Tracing and metrics sampling are independent. If a request isn't traced, it can't become an exemplar. To ensure critical exemplars: (1) Configure head-based sampling in OTel: sample all requests (or errors, high-latency) upstream, before metrics are recorded. Example: 'sampler: always_on' samples everything; 'sampler: always_off' samples nothing. Use 'sampler: adaptive' to adjust based on traffic. (2) Tail-based sampling: use OTel Collector with tail_sampling processor. Sample based on request attributes (latency, error status) after seeing the full span. Configure: processors: [ tail_sampling: [ policies: [ { name: "high_latency", high_latency: { threshold_ms: 1000 } }, { name: "errors", status_code: { status_codes: [ERROR] } } ] ] ]. (3) Critical path sampling: ensure traces for important operations (payment, authentication) are always sampled. Use 'sampling_priority' span attribute: span.setAttribute("sampling_priority", "true"). Configure OTel to honor this flag. (4) Exemplar filtering: use metric_relabel_configs to drop exemplars that aren't critical, preserving memory for high-value ones. Example: drop exemplars for 'low_priority_endpoint' metric. (5) Dual sampling: run two OTel collectors: (a) Metrics-only (lower sample rate for volume). (b) Traces-only (higher sample rate for critical paths). Correlate them via trace ID. (6) Monitoring: track exemplar representativeness. Query: 'count(exemplars where latency > p95) / count(high_latency_requests)'. Alert if < 50% (means important slow requests aren't traced). (7) Cost-benefit: increasing sample rate increases costs. Balance between visibility (high sample rate) and cost (low sample rate).
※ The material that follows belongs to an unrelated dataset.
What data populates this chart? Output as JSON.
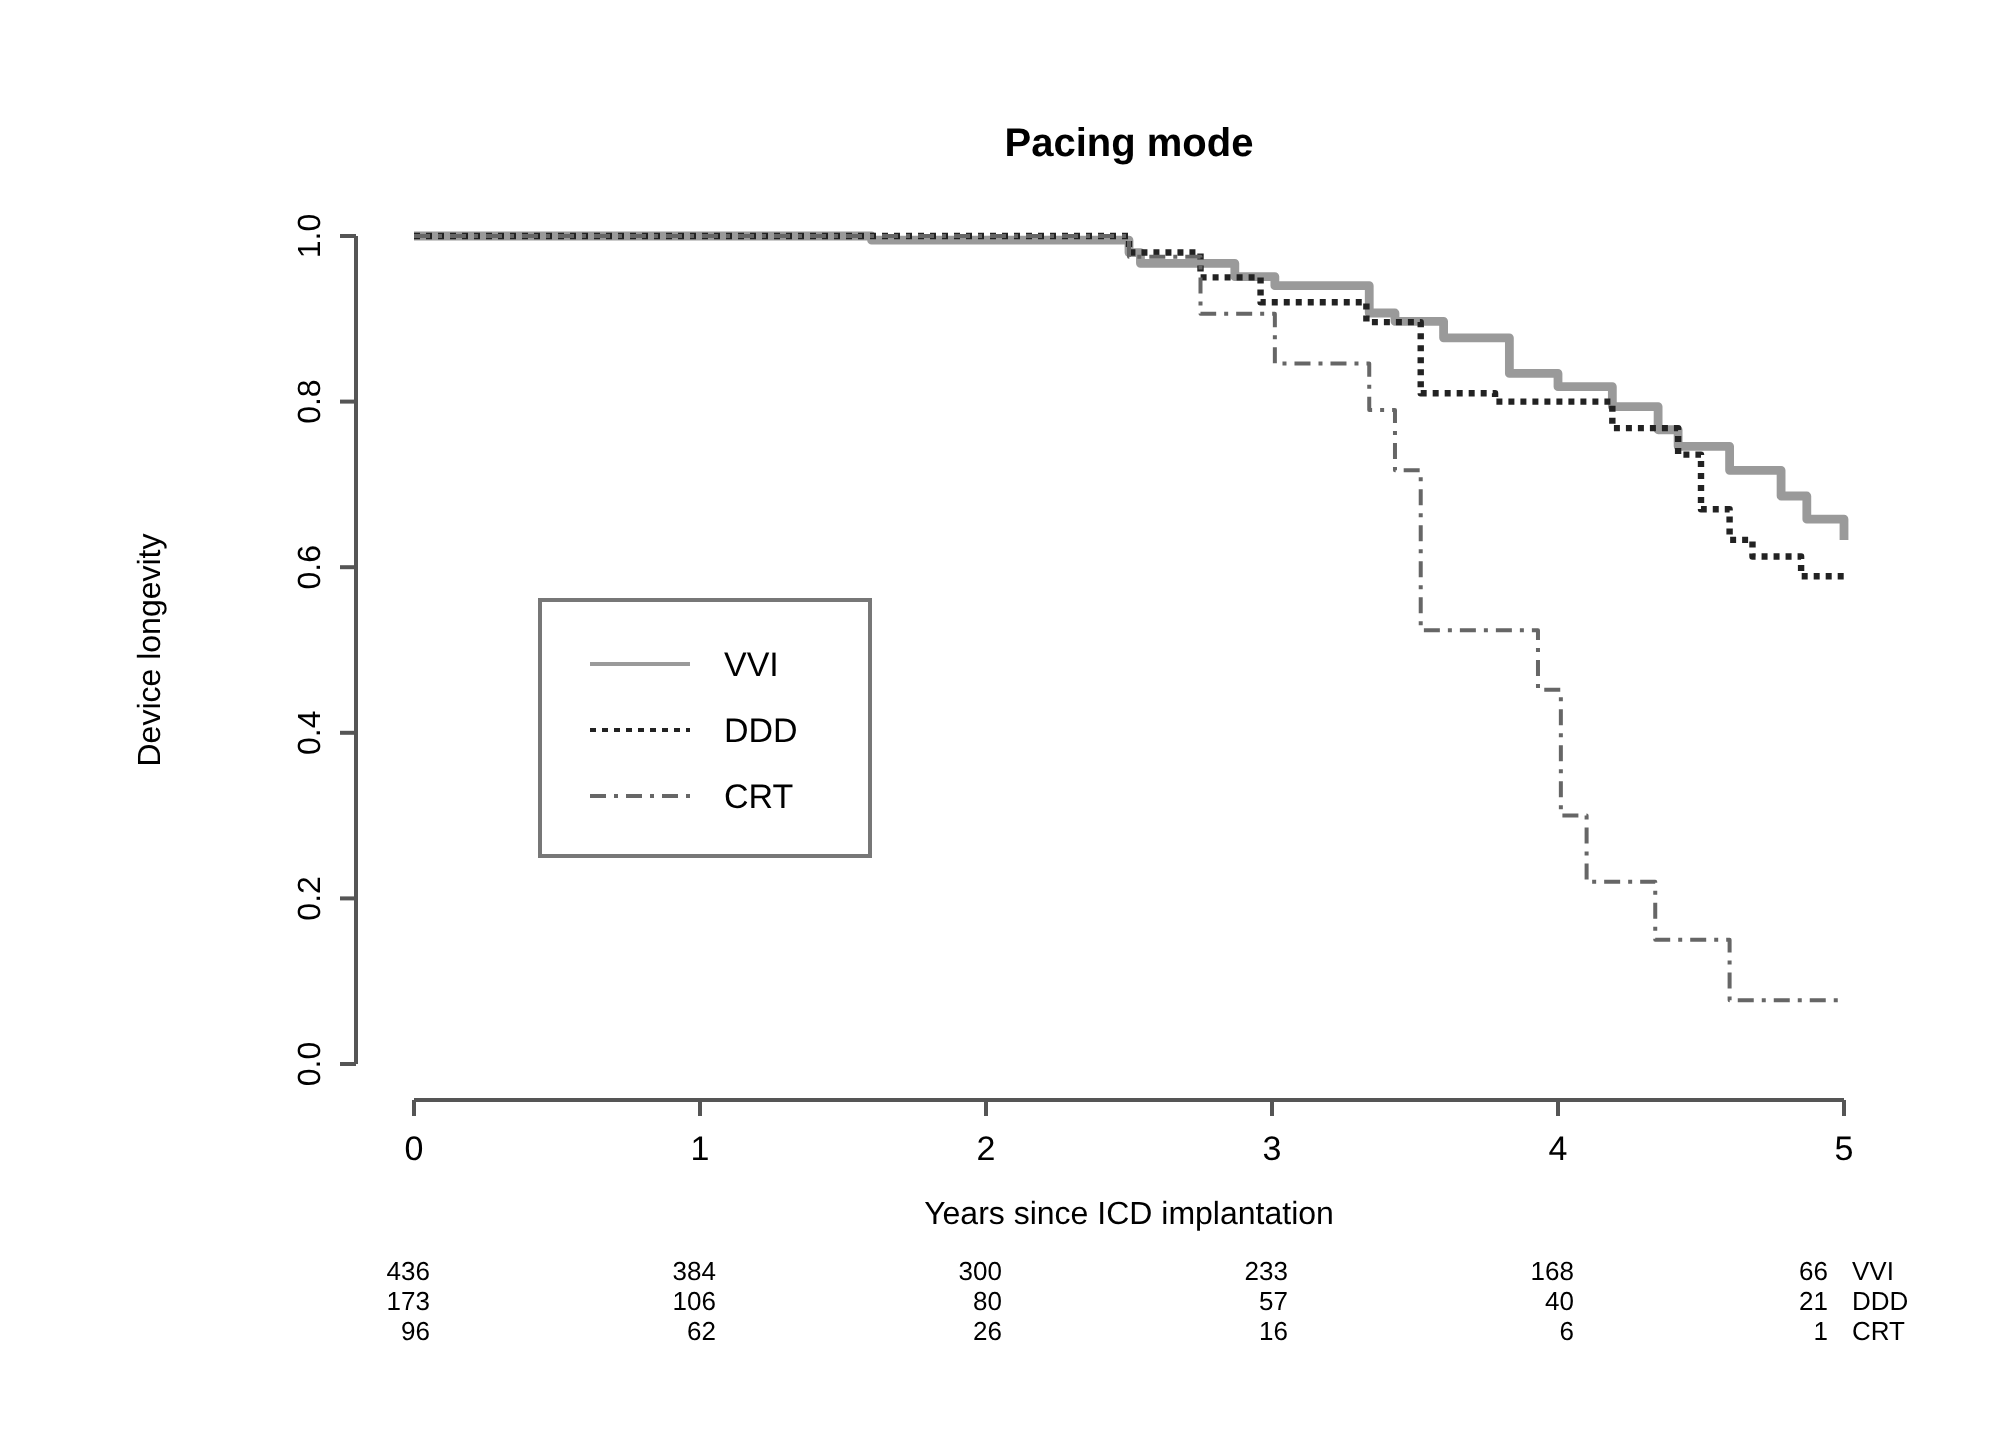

Follow-up: If tail-based sampling drops slow requests (not matching any policy), and you want exemplars for slow requests, how do you fix the sampling policy?

Your Prometheus + Grafana + Jaeger setup uses exemplars. However, Prometheus stores exemplars in memory only. If Prometheus crashes and restarts, exemplars are lost. For compliance (audit trail), you need exemplars to persist. How do you make exemplars persistent?

Exemplars in Prometheus are volatile (not persisted to disk). For persistence: (1) Accept ephemeral exemplars: exemplars have ~5-minute TTL anyway. For debugging live issues, this is acceptable. Accept that old exemplars are lost on restart. (2) Export exemplars: periodically export exemplars to a permanent store (S3, database) via Prometheus API: 'curl http://prometheus:9090/api/v1/query?query=&_match_exemplars=true' returns exemplars. Parse and store in database. Cron job to export hourly. (3) Use Grafana Tempo or OpenTelemetry Collector: these backends are designed for long-term trace storage. Configure Prometheus to send exemplars to Tempo (via prometheus.remote_write externalLabels with trace data). Tempo stores traces durably. (4) Tracing backend as source of truth: if Jaeger/Tempo already stores all traces, exemplars in Prometheus are just pointers. The real persistence is in the tracing backend. When Prometheus crashes, exemplars reset, but you can still query the tracing backend directly by time range. (5) Dual-write: app sends metrics to Prometheus (for exemplars) and traces to tracing backend (for persistence). Metrics → Prometheus (ephemeral), Traces → Jaeger/Tempo (persistent). Exemplars are just convenience links. (6) For compliance audit trails: use OpenTelemetry's baggage to attach audit metadata to spans/metrics. This data is stored in tracing backend. Query traces directly if Prometheus crashes. (7) High-availability: run multiple Prometheus replicas. If one crashes, others maintain exemplar state. Use Prometheus federation to sync exemplars across replicas (though this requires custom logic).

Follow-up: If you export exemplars to a database for compliance, how do you handle PII in trace IDs or exemplar metadata?